Costs associated with new cells include staking it out, mapping it and platting. Further, it has to be approved by the Department of Environmental Quality or Environmental Protection Agency. “It’s not just going out and digging a hole,” Crosby said, noting that topography is also taken into account. “We actually have to fill a portion of the cell we’re digging with dirt and excavate other portions, and it’s hard rock underneath.”

When the current landfill permit expires on June 22, 2020, Crosby said, new cells will be required to be lined and such costs could be up to $1 million. For this reason the town has been looking into a transfer station, and Crosby noted the town will likely get an extension for the current permit while getting the station going. He hopes to get a permit to carry on with the current landfill as a construction and demolition waste facility a day or two each week, adding a new dynamic.

A lot of tires are starting to show up and the landfill again, and the permit only allows for so many. The town previously shredded over 20,000, Crosby estimated, but there are problems with people not wanting to pay for tire disposal. That means tires are showing up in dumpsters, alleys and vacant lots. Director of Public Works Ernie Slagle noted at a recent town council meeting that someone dumped a bunch at Kirby in the middle of the night.

“We’ve run into a lot of problems with folks saying they didn’t used to have to pay but they are paying now,” Crosby said. He noted there are more people monitoring the gate, whereas previously landfill crews were working the pits and didn’t catch those coming in. Anyone can take regular household trash to the landfill, he further explained, but if you mix it with items such as yard debris or an old leaking swimming pool “that changes it; then you pay.”

Clean wood and metal are free, but again, if other items that require you to pay are mixed in, you’re going to pay. He encourages landfill users to “be patient with the gate guys. It doesn’t do you any good to argue with them or fight. They’re just enforcing the rules that the mayor and council, or EPA and DEQ, have set.”

As for the landfill itself, Crosby said, “The fellas out there at the dump are doing an absolute excellent job. I think that landfill is looking as good as it’s ever looked. I know that to be the case, because we get good reviews from the DEQ and EPA on it.” He challenges anyone to go to the landfill and find where any excess has been spent, as the equipment is parked in a shad with a dirt floor, water comes from a tank and the restroom is a port-a-john. There is basic electricity and limited cell phone service.

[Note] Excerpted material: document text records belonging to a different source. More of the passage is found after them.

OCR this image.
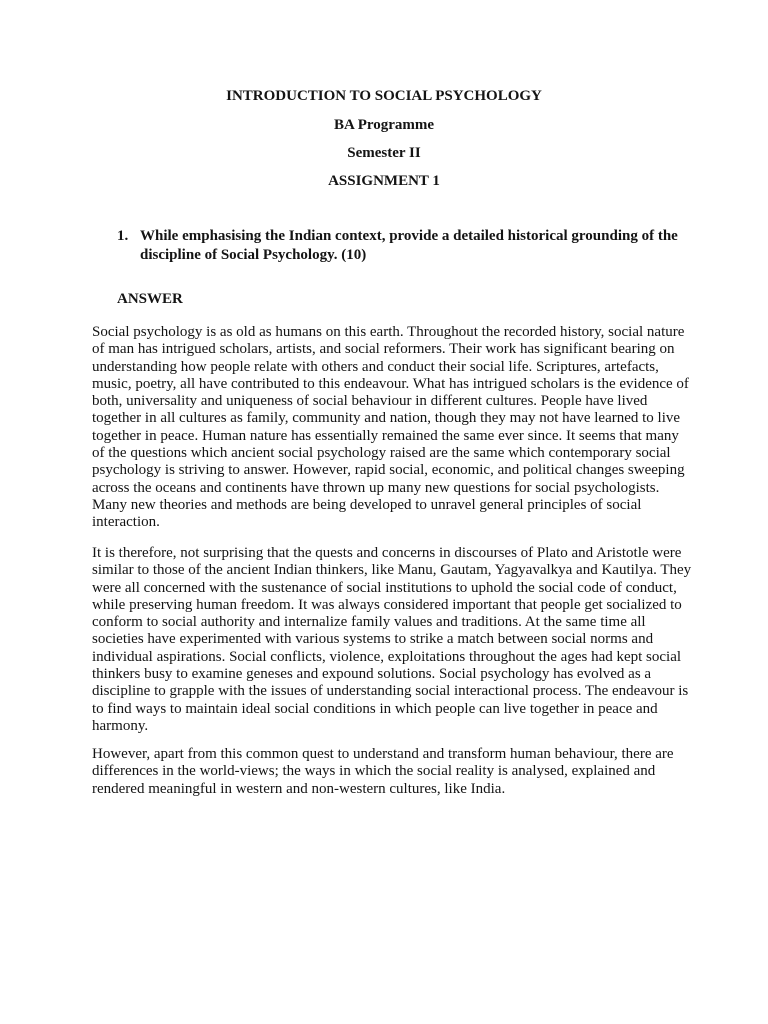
INTRODUCTION TO SOCIAL PSYCHOLOGY
BA Programme
Semester II
ASSIGNMENT 1
1. While emphasising the Indian context, provide a detailed historical grounding of the discipline of Social Psychology. (10)
ANSWER

Social psychology is as old as humans on this earth. Throughout the recorded history, social nature of man has intrigued scholars, artists, and social reformers. Their work has significant bearing on understanding how people relate with others and conduct their social life. Scriptures, artefacts, music, poetry, all have contributed to this endeavour. What has intrigued scholars is the evidence of both, universality and uniqueness of social behaviour in different cultures. People have lived together in all cultures as family, community and nation, though they may not have learned to live together in peace. Human nature has essentially remained the same ever since. It seems that many of the questions which ancient social psychology raised are the same which contemporary social psychology is striving to answer. However, rapid social, economic, and political changes sweeping across the oceans and continents have thrown up many new questions for social psychologists. Many new theories and methods are being developed to unravel general principles of social interaction.

It is therefore, not surprising that the quests and concerns in discourses of Plato and Aristotle were similar to those of the ancient Indian thinkers, like Manu, Gautam, Yagyavalkya and Kautilya. They were all concerned with the sustenance of social institutions to uphold the social code of conduct, while preserving human freedom. It was always considered important that people get socialized to conform to social authority and internalize family values and traditions. At the same time all societies have experimented with various systems to strike a match between social norms and individual aspirations. Social conflicts, violence, exploitations throughout the ages had kept social thinkers busy to examine geneses and expound solutions. Social psychology has evolved as a discipline to grapple with the issues of understanding social interactional process. The endeavour is to find ways to maintain ideal social conditions in which people can live together in peace and harmony.

However, apart from this common quest to understand and transform human behaviour, there are differences in the world-views; the ways in which the social reality is analysed, explained and rendered meaningful in western and non-western cultures, like India.
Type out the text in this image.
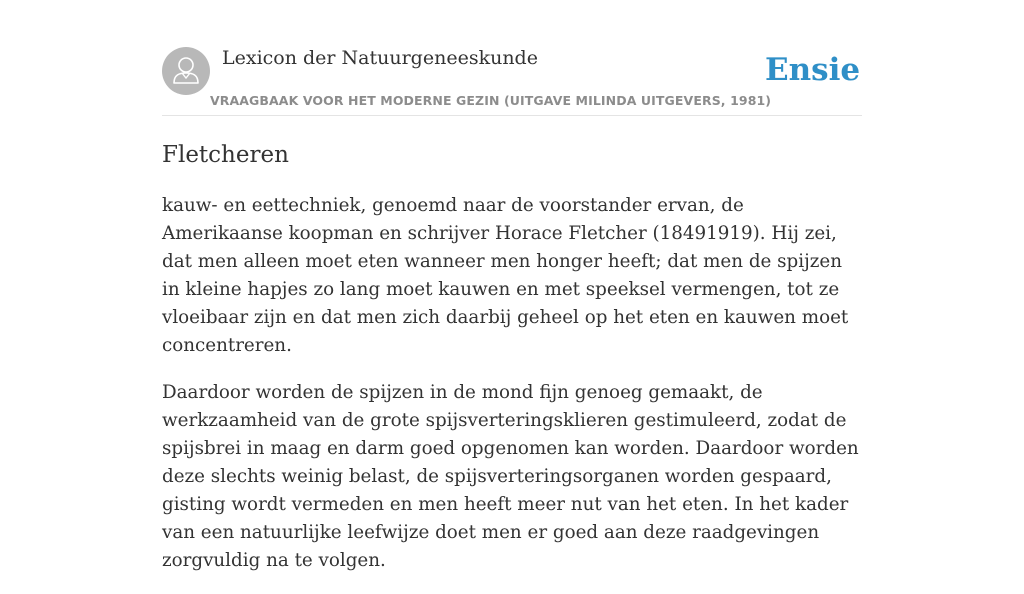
Lexicon der Natuurgeneeskunde
VRAAGBAAK VOOR HET MODERNE GEZIN (UITGAVE MILINDA UITGEVERS, 1981)
Ensie
Fletcheren

kauw- en eettechniek, genoemd naar de voorstander ervan, de Amerikaanse koopman en schrijver Horace Fletcher (18491919). Hij zei, dat men alleen moet eten wanneer men honger heeft; dat men de spijzen in kleine hapjes zo lang moet kauwen en met speeksel vermengen, tot ze vloeibaar zijn en dat men zich daarbij geheel op het eten en kauwen moet concentreren.

Daardoor worden de spijzen in de mond fijn genoeg gemaakt, de werkzaamheid van de grote spijsverteringsklieren gestimuleerd, zodat de spijsbrei in maag en darm goed opgenomen kan worden. Daardoor worden deze slechts weinig belast, de spijsverteringsorganen worden gespaard, gisting wordt vermeden en men heeft meer nut van het eten. In het kader van een natuurlijke leefwijze doet men er goed aan deze raadgevingen zorgvuldig na te volgen.
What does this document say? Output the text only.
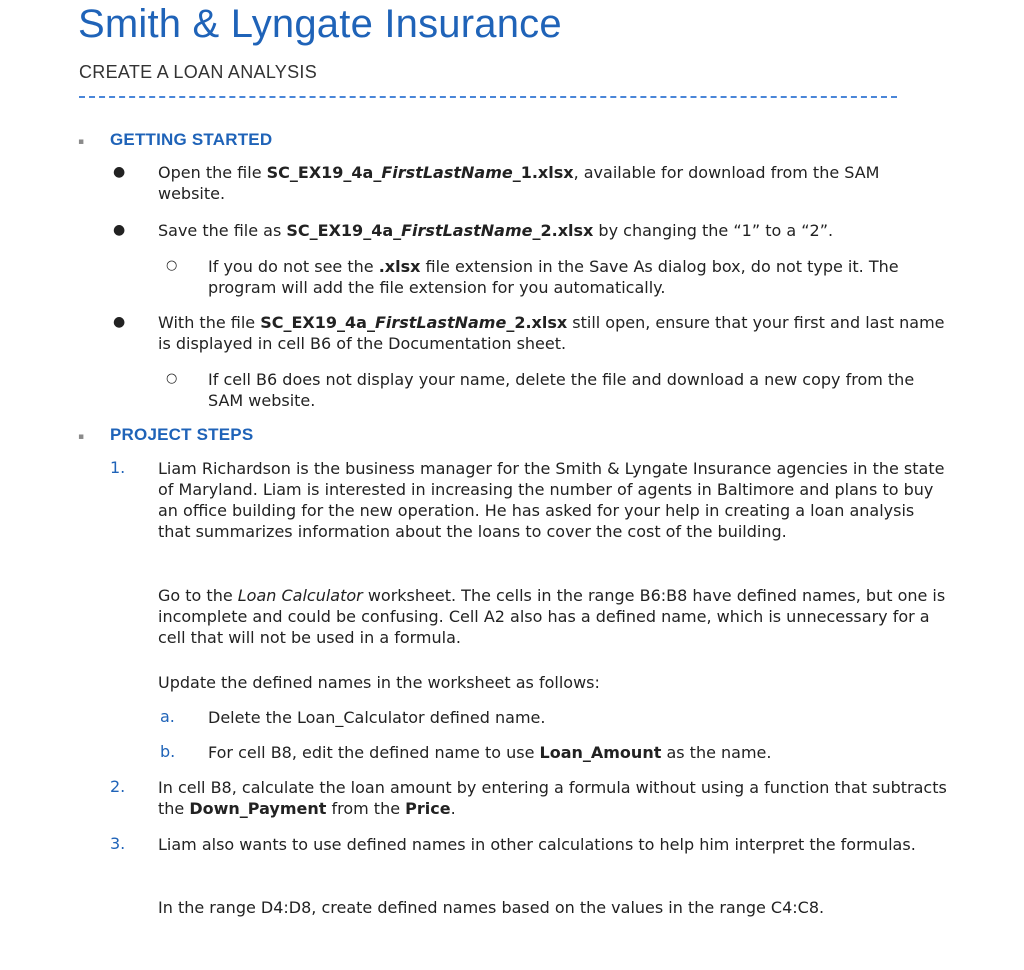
Smith & Lyngate Insurance
CREATE A LOAN ANALYSIS
▪ GETTING STARTED
● Open the file SC_EX19_4a_FirstLastName_1.xlsx, available for download from the SAM website.
● Save the file as SC_EX19_4a_FirstLastName_2.xlsx by changing the “1” to a “2”.
○ If you do not see the .xlsx file extension in the Save As dialog box, do not type it. The program will add the file extension for you automatically.
● With the file SC_EX19_4a_FirstLastName_2.xlsx still open, ensure that your first and last name is displayed in cell B6 of the Documentation sheet.
○ If cell B6 does not display your name, delete the file and download a new copy from the SAM website.
▪ PROJECT STEPS
1. Liam Richardson is the business manager for the Smith & Lyngate Insurance agencies in the state of Maryland. Liam is interested in increasing the number of agents in Baltimore and plans to buy an office building for the new operation. He has asked for your help in creating a loan analysis that summarizes information about the loans to cover the cost of the building.
Go to the Loan Calculator worksheet. The cells in the range B6:B8 have defined names, but one is incomplete and could be confusing. Cell A2 also has a defined name, which is unnecessary for a cell that will not be used in a formula.
Update the defined names in the worksheet as follows:
a. Delete the Loan_Calculator defined name.
b. For cell B8, edit the defined name to use Loan_Amount as the name.
2. In cell B8, calculate the loan amount by entering a formula without using a function that subtracts the Down_Payment from the Price.
3. Liam also wants to use defined names in other calculations to help him interpret the formulas.
In the range D4:D8, create defined names based on the values in the range C4:C8.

In regard to the transfer station, Crosby emphasized this is not a dump. Rather, it’s a metal building vehicles back into to dump loads. The garbage is then pushed into a semi trailer, and everything is all contained. Plans are to have it located near the runway of the old airport, and should be very low key.

Crosby said former mayors Bill Malloy and Mike Mortimore, and current mayor Mike Chimenti have been telling people there’s likely to be some big expenses for trash service — whether we do it or contract it out — and it’s probably the biggest pressing issue we have right now.

The town owns the dump, Crosby explained, and when it closes the town still has to monitor it for 20-30 years. Wells will have to be pumped and checked every so often, and ground cover has to be a certain thickness and compaction, just to name a couple of the requirements, so there will be some tremendous costs in “buttoning it up.” He estimates the costs to be about as much to build the transfer station, and around $2-2.5 million for both processes.